Serving: 249gCalories: 381kcalCarbohydrates: 33gProtein: 32gFat: 13gSaturated Fat: 5gPolyunsaturated Fat: 1gMonounsaturated Fat: 1gCholesterol: 88mgSodium: 763mgPotassium: 560mgFiber: 2gSugar: 9g
Tried this recipe?Let us know how it was!

38 Comments

  1. 5 stars
    This was DELICIOUS! Honestly, it wasn’t as “soupy” as a traditional chicken pot pie so I was worried it would be dry. It was better than any other pot pie I have ever had! Even my kids loved it – at 7 and 4, they are tough critics. Thank you for the recipe!

  2. 5 stars
    Absolutely delicious!
    My husband ate 2 servings and raved about how good it was. Thank you for this easy recipe.

  3. 5 stars
    Made this for the family Sunday night and it was a huge hit! So quick to put together too! Definitely on the must-make-again list.

  4. 5 stars
    Cooked a whole chicken in the slow cooker the day before and used all 1.5lb of it shredded for the recipe. It turned out fantastic, even with a little extra meat (compared to the 1.5lb raw the recipe calls for). The spices weren’t cooked on the chicken in the slow cooker, so I added them to the gravy when it was finished. I don’t know why, but many of my recipes from Danielle require a much longer cooking time. And this has been in 3 different homes with 4 different ovens from West coast to flat Florida (it’s been a crazy 2 years of moving. This recipe ended up taking about 50 minutes to heat through and get the crescent rolls to be done on top. A bit longer than I expected, even with a little extra chicken. But! I will make this a part of our regular menu no matter how long it takes to bake it, it was so good!

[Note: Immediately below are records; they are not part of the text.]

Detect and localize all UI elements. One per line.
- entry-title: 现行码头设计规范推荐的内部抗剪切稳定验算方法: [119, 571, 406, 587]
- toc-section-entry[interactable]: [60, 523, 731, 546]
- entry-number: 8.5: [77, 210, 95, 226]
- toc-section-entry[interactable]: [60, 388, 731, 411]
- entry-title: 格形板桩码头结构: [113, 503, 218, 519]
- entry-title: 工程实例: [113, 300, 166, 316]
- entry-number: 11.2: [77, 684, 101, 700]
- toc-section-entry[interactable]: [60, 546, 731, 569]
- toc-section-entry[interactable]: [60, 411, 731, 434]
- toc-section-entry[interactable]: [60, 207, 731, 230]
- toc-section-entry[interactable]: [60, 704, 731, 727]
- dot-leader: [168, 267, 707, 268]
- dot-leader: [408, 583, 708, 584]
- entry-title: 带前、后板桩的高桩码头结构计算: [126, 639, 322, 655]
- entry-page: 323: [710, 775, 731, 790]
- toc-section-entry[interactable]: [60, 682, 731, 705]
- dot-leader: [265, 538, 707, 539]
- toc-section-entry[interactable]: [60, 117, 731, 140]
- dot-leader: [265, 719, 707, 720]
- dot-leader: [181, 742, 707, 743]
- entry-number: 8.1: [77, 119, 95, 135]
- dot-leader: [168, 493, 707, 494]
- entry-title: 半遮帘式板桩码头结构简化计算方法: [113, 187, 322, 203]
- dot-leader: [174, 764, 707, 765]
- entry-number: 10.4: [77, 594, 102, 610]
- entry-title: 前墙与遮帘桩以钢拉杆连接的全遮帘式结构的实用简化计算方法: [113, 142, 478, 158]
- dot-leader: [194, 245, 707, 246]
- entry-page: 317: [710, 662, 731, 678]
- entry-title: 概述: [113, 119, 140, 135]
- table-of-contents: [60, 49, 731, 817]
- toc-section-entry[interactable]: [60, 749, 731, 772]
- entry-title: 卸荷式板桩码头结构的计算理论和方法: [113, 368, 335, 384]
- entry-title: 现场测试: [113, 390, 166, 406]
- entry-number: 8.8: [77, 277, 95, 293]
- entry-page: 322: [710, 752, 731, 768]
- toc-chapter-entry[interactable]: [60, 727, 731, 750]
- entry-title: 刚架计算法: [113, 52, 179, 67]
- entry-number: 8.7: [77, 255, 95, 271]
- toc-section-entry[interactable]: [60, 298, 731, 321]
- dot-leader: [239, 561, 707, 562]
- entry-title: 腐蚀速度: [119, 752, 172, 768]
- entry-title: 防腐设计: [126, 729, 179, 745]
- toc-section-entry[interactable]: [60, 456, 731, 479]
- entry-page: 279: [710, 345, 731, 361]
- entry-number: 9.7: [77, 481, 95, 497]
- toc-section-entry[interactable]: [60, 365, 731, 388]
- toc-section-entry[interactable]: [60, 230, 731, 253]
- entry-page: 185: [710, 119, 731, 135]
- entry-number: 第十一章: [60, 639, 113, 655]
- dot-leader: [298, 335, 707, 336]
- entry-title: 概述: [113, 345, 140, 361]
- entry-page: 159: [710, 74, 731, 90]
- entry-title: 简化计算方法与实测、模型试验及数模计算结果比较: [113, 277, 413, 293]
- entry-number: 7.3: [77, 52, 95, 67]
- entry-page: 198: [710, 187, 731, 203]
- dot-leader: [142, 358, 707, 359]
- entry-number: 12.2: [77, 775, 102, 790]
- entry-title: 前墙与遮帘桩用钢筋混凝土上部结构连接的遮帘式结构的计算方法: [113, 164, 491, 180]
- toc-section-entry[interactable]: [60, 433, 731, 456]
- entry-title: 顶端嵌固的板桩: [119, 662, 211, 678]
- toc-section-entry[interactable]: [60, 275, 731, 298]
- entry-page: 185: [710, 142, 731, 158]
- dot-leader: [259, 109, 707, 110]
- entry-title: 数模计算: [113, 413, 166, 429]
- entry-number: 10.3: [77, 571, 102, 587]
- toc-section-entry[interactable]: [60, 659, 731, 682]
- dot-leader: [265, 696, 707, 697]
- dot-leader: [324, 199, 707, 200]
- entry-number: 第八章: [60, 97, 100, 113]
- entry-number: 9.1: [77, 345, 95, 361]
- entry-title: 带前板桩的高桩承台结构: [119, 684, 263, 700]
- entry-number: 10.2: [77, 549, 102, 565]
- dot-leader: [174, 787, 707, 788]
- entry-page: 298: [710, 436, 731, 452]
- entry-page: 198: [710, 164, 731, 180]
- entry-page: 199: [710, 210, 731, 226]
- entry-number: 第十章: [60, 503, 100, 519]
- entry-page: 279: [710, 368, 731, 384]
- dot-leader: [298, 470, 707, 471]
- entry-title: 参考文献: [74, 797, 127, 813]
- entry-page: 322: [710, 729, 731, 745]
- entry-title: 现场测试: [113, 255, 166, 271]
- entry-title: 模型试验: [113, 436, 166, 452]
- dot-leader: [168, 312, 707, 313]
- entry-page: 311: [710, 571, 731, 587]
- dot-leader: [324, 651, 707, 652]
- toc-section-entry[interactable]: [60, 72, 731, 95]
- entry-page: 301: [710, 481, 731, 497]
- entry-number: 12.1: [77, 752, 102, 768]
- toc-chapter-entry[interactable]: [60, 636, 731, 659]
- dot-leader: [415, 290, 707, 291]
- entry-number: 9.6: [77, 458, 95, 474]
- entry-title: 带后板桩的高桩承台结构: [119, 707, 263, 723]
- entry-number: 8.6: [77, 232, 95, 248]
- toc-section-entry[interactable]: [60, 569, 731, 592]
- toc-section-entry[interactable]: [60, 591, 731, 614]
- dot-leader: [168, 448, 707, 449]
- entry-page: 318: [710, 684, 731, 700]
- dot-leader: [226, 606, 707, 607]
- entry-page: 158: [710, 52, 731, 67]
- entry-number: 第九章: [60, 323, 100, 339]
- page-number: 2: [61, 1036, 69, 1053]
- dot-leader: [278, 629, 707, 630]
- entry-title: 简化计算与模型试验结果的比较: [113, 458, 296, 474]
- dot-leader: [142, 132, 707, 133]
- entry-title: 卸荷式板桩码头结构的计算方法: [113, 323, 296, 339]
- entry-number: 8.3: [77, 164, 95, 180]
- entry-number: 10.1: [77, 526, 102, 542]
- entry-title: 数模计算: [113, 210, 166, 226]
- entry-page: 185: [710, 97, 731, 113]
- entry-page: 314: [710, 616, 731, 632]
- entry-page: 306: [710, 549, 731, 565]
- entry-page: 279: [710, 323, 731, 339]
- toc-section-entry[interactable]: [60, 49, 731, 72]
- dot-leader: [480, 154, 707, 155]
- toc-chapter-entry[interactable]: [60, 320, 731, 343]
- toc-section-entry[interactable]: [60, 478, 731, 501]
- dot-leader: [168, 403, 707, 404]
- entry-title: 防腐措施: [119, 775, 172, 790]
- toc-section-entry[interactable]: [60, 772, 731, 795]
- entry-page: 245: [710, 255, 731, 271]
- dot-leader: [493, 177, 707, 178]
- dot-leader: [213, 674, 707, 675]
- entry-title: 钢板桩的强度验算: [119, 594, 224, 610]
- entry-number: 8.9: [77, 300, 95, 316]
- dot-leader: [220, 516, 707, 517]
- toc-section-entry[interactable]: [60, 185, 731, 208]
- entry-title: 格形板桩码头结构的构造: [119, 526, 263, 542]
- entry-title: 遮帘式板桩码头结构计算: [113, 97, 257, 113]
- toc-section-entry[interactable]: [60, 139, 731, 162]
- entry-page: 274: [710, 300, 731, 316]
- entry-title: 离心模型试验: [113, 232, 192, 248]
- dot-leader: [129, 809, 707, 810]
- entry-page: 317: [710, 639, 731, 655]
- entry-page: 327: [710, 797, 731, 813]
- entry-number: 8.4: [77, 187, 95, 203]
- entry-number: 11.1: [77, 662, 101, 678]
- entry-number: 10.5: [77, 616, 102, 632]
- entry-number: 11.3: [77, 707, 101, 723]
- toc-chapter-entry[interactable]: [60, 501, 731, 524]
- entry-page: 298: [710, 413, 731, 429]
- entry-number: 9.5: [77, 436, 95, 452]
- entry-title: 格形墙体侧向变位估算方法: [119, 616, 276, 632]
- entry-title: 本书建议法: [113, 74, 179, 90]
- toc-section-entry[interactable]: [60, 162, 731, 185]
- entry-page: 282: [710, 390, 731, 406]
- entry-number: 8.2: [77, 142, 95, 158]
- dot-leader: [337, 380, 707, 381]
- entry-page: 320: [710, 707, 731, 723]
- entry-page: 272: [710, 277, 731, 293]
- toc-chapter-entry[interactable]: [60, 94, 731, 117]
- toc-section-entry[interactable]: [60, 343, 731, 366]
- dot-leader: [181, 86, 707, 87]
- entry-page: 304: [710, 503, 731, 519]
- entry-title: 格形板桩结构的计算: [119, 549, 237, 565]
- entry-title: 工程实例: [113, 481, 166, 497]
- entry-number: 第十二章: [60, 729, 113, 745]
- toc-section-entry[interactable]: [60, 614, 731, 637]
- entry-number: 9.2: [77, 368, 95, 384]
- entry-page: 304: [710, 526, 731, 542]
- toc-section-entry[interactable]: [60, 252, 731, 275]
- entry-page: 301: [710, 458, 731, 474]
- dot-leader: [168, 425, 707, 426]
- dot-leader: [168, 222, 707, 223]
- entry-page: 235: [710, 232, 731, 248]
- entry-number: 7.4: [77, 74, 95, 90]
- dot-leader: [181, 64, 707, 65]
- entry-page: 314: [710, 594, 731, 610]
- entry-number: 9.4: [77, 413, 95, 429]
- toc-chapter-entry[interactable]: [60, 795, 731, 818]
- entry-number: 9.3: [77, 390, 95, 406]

    1. It was likely because you were using cold refrigerated cooked the day before chicken 🙂 vs. using the warm freshly shredded chicken which is what I do when making this recipe for my family. As for the crescent rolls, that doesn’t make much sense to me as mine are always golden browned and cooked through within 20-25 minutes of baking and 50 minutes would have burnt mine to a crisp lol.

  5. 5 stars
    I have made this recipe several times and my children will always eat it. I never have whole milk on hand. I always use 1% or almond milk. I have never had an issue.

  6. How important is it to use whole milk with this recipe? I never have whole milk on hand– I typically only have 2% or almond milk. I was wondering if using 2% would change anything regarding the consistency?

  7. Absolutely delicious. I made this on a cold & rainy night for my husband, 9 month old and I. It was a huge hit in the comfort dept and flavor dept. will absolutely make again!